Les cadavres sont essentiels au développement de la vie : de nombreuses espèces d’oiseaux, d’insectes et de mammifères prospèrent grâce à eux. Or les activités humaines affectent cet écosystème essentiel, appelé le nécrobiome.

Les cadavres sont essentiels au développement de la vie : de nombreuses espèces d’oiseaux, d’insectes et de mammifères prospèrent grâce à eux. Or les activités humaines affectent cet écosystème essentiel, appelé le nécrobiome.

les cadavres grouillent de vie, montre la recherche scientifique. Une multitude d’espèces dépendent de leur décomposition, qui contribue également à enrichir la terre. Ce processus est cependant chamboulé, comme tant d’autres phénomènes, par le changement climatique et les activités humaines.

Le terme « cadavre » évoque rarement des images de joyeux festins. Et pourtant. « Les carcasses d’animaux sont d’incroyables “hotspots” de biodiversité, explique à Reporterre Philip Barton, professeur à l’Université Deakin, en Australie, et l’un des meilleurs spécialistes du sujet. Elles sont très riches en nutriments, ce qui attire un grand nombre d’animaux qui s’en nourrissent. » (...)

Les vautours, rois des nécrophages

Au royaume de la charogne, les vautours restent les rois. Grâce à leur sens accru de l’odorat, ils détectent très vite les composés organiques volatiles émis lors de la décomposition des tissus des cadavres. Leur excellente vision et leurs longues ailes leur permettent d’arriver sur place avant les autres amateurs de cadavres.

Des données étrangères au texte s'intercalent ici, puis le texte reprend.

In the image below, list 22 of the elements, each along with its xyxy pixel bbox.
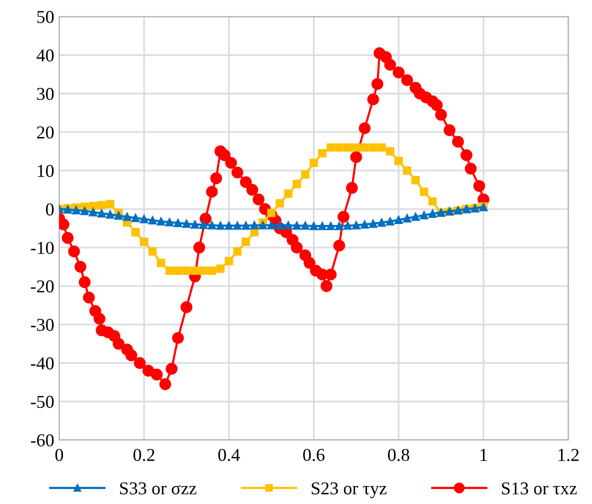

Autre avantage de taille : leurs intestins sont plus résistants aux toxines produites par les micro-organismes qui colonisent, eux aussi, les corps trépassés. (...)

« Le nécrobiome convertit les morts en ressources pour les vivants » (...)

Les cadavres sont également bénéfiques aux végétaux. En se décomposant – grâce à l’intervention des charognards, des bactéries et des champignons –, ils enrichissent la terre de nombreux éléments chimiques : phosphore, azote, magnésium, potassium, sodium, calcium… (...)

La mort n’est rien ; nous passons seulement dans l’animal – ou la plante – d’à côté.

Les membres du nécrobiome rendent également de nombreux services aux humains. « Ils jouent un rôle crucial pour nettoyer les paysages et maintenir la bonne santé des écosystèmes », indique l’écologue. (...)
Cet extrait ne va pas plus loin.